Pemda DIY Robohkan Gedung Eks Bioskop Indra



Sebarkan :


Views: 49

Yogyakarta- Pemerintah Daerah (Pemda) DIY memulai proses pembangunan Sentra pedagang kaki lima (PKL) dengan merobohkan gedung bekas Bioskop Indra, Rabu (28/3/2018). Bentuk fasad Bioskop Indra akan tetap dipertahankan pada bangunan Sentra PKL itu.

Pembongkaran berjalan sejak pagi dan berjalan lancar. Dalam eksekusi lahan, Pemda DIY turut melibatkan Satuan Polisi Pamong Praja (Satpol PP) dan kepolisian. Ketika eksekusi hendak dilakukan, Sukrino Wibowo, orang yang mengklaim sebagai ahli waris sah lahan eks Bioskop Indra, sempat melakukan penolakan dengan menghadang pergerakan alat berat.

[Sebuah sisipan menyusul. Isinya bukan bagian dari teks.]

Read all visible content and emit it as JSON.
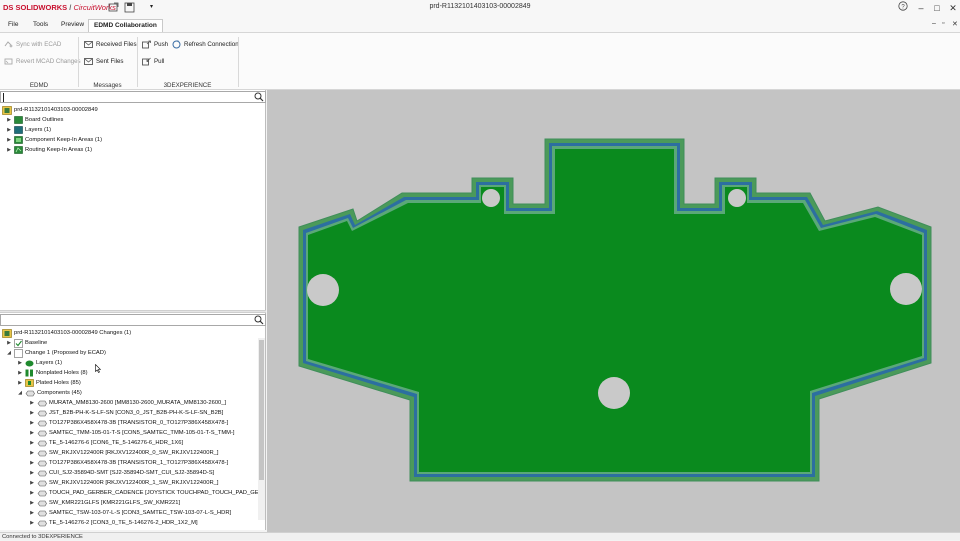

Namun, aksi Sukrisno tak berlangsung lama. Meski sempat saling dorong dengan aparat Satpol PP dan kepolisian, kericuhan berhasil diredam.

Plt Kepala Dinas Pekerjaan Umum, Perumahan dan Energi Sumber Daya Mineral (DPUP-ESDM) DIY, M. Mansur mengungkapkan bahwa fasad Gedung sentra PKL akan dibentuk sesuai dengan wujud depan Bioskop Indra.

Dengan demikian, walaupun bangunannya baru, tapi bentuk depannya menyerupai bangunan yang telah dirobohkan, agar jejak sejarah tidak sirna. “Namanya replikasi,” ucapnya di sela-sela eksekusi lahan.

Pembongkaran eks bioskop Indra sebagai bagian dari revitalisasi Malioboro. Pembersihan bangunan eks Bioskop Indra dilakukan secepatnya. Eks bioskop Indra ini nantinya akan dibangun gedung berantai 3 yang dipergunakan untuk PKL. Selain PKL juga akan jadi tempat dagangan PKL dan sebagian untuk parkir.

"Tahun ini kita targetkan selesai," ujar Mansur.

Sementara Kepala Biro Hukum Pemda DIY Dewo Isnu Broto menyampaikan agenda merobohkan bangunan eks Bioskop Indra dilakukan sesuai timeline pembangunan sentra PKL untuk penataan kawasan Malioboro. Menurut dia, Pemda DIY memiliki dasar hukum dibuktikan dengan sertifikt atas 5170 meter tanah yang dikeluarkan Badan Pertanahan Nasiona (BPN) tahun 2013 lalu.

“Sertifikat sudah hak milik Pemda, dikeluarkan oleh institusi sah dan dikeluarkan tahun 2013. Saat ini baru kita bangun dan ada waktu 5 tahun untuk negosiasi dengan beliau (Sukrisno) agar bersedia pindah untuk kepentingan umum. Ini tanah negara dan Pemda mengajukan pada negara. Kami berikan tali asih pada 9 penghuni karena ini bentuk perhatian pada penghuni,” tegasnya.